I don’t know how I’d react if I were under fire. No one does until it happens. But, I sincerely hope that I’d die facing my attacker, doing everything I could to bring him down. Even just throwing rocks, if that’s all I had. Not cowering in the corner, waiting for someone to come save my life for me.
Why can it not be about both? Guns and mental illness.
Why can it not be about both? Guns and mental illness.
Oh crap Pat. Go read Mark Steyn at National Review Online. Stupidest article ever. One of Dana’s favorite people Kathy Shaidle is in on this BS too. If you’d like reasoned critique of this stupid idea, read Treacher and Levy on dailygut.com.

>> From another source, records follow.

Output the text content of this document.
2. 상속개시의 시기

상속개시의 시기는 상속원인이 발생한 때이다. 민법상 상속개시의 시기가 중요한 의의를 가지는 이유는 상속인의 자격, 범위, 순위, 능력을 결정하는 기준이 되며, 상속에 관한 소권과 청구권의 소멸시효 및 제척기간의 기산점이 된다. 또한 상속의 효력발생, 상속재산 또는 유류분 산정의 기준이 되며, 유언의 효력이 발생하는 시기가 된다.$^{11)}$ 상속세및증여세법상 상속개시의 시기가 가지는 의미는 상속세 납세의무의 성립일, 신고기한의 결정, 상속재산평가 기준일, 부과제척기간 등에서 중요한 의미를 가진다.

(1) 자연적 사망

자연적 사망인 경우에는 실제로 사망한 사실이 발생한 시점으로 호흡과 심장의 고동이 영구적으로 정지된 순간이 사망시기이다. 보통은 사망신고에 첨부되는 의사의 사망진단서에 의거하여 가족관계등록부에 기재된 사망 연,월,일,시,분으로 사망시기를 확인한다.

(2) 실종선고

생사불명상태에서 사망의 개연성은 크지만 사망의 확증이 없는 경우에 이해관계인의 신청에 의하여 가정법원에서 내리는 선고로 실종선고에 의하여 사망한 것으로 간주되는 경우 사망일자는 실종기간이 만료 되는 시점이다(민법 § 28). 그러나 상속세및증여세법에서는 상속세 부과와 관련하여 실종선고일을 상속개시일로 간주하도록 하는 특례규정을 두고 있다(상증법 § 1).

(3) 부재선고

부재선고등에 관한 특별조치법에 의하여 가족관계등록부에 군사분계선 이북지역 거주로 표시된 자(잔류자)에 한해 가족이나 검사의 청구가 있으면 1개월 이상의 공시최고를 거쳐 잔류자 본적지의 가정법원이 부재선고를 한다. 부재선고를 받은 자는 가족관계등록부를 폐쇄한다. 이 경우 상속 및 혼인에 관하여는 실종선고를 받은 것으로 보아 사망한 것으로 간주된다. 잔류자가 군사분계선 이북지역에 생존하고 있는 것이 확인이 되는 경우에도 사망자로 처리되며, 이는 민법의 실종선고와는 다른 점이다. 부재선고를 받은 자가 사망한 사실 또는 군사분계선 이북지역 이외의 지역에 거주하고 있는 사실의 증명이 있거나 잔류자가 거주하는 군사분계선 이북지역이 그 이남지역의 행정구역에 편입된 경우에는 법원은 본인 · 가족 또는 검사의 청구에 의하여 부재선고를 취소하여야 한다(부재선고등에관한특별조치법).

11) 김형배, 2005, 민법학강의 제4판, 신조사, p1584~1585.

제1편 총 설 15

But Pat, you offer up a truly interesting juxtaposition. Dana makes Cho the victim, and you blame the students. That’s batsh*t crazy. Pat, I wonder if you had a kid at VA Tech if you’d have been frantically trying to call him the other morning, not to make sure that he’s ok, but to make sure that he threw his cell phone and iPod at the gunman instead of getting the hell out of there. If you wouldn’t, you’re a coward, by your very own definition.
Oh crap Pat. Go read Mark Steyn at National Review Online. Stupidest article ever. One of Dana’s favorite people Kathy Shaidle is in on this BS too. If you’d like reasoned critique of this stupid idea, read Treacher and Levy on dailygut.com.
But Pat, you offer up a truly interesting juxtaposition. Dana makes Cho the victim, and you blame the students. That’s batsh*t crazy. Pat, I wonder if you had a kid at VA Tech if you’d have been frantically trying to call him the other morning, not to make sure that he’s ok, but to make sure that he threw his cell phone and iPod at the gunman instead of getting the hell out of there. If you wouldn’t, you’re a coward, by your very own definition.
Good and perfect.
Precious work.
Good and perfect.
Precious work.
the mentally ill are people the have fellings the care and they think like the rest of us. they just cant show it. mentally ill can see things that others cann’t. sometimes they thing some one is trying to hurt them they dont know better.
the mentally ill are people the have fellings the care and they think like the rest of us. they just cant show it. mentally ill can see things that others cann’t. sometimes they thing some one is trying to hurt them they dont know better.